Clayton also spelled out how it's been enforcing securities rules on digital asset firms that stray over the line.

"This past year, the Commission has brought actions against a number of issuers of digital assets for allegedly engaging in fraud and for violating the registration provisions of the federal securities laws," he said. "The Commission also filed charges related to the unlawful promotion of initial coin offerings (ICOs) and the unlawful operation of a digital asset trading platform."

Also indirectly cited was the SEC's ongoing court action against Telegram.

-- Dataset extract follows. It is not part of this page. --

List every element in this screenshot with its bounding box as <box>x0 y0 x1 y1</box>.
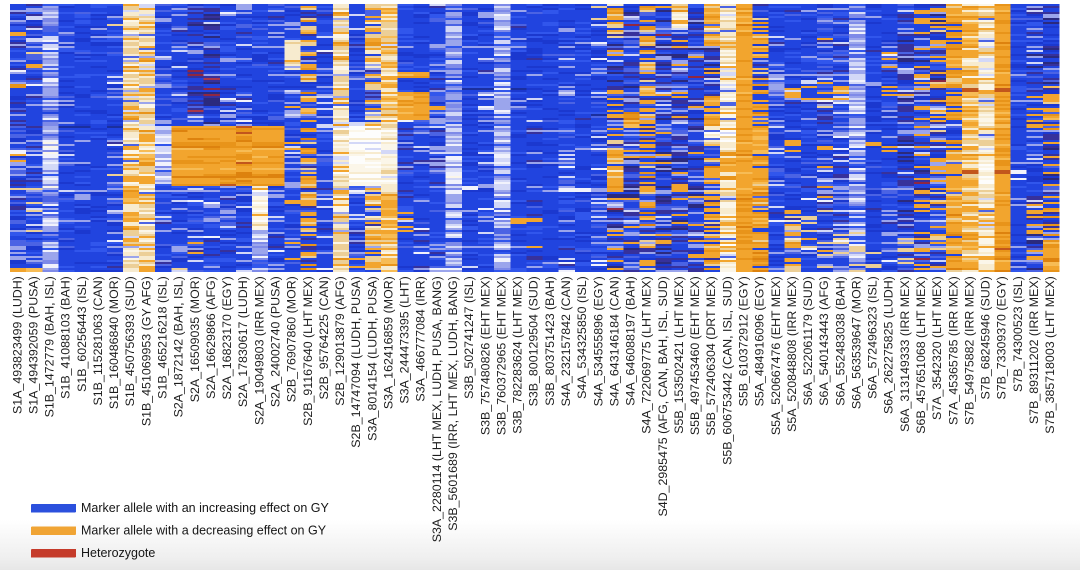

The commission took "emergency action to block an alleged unregistered, ongoing, public digital token offering in the United States that has raised more than $1.7 billion of investor funds," said the chairman.

While such enforcement actions are somewhat controversial in the crypto space, including another against Kik over its $100 million ICO, the SEC has also approved a number of initiatives it deems as falling within its rules.

For the first time, the SEC issued a “no-action” letter to TurnKey Jet, Inc. in April, agreeing that tokens used by the business-travel startup are not securities as long as the firm stays within certain conditions.  Similarly, in October, the SEC granted Paxos Trust Company no-action relief to settle equity securities trades on a blockchain platform for broker-dealers.

In addition, last week the New York Digital Investment Group (NYDIG) secured approval from the regulator to offer institutional investors shares of a new fund focused on bitcoin futures.

The agency's long-term reluctance to approve any of a number of bitcoin exchange-traded fund proposals has been criticized by industry executives. However, the SEC is sticking to its view that bitcoin isn't yet mature enough to support an ETF.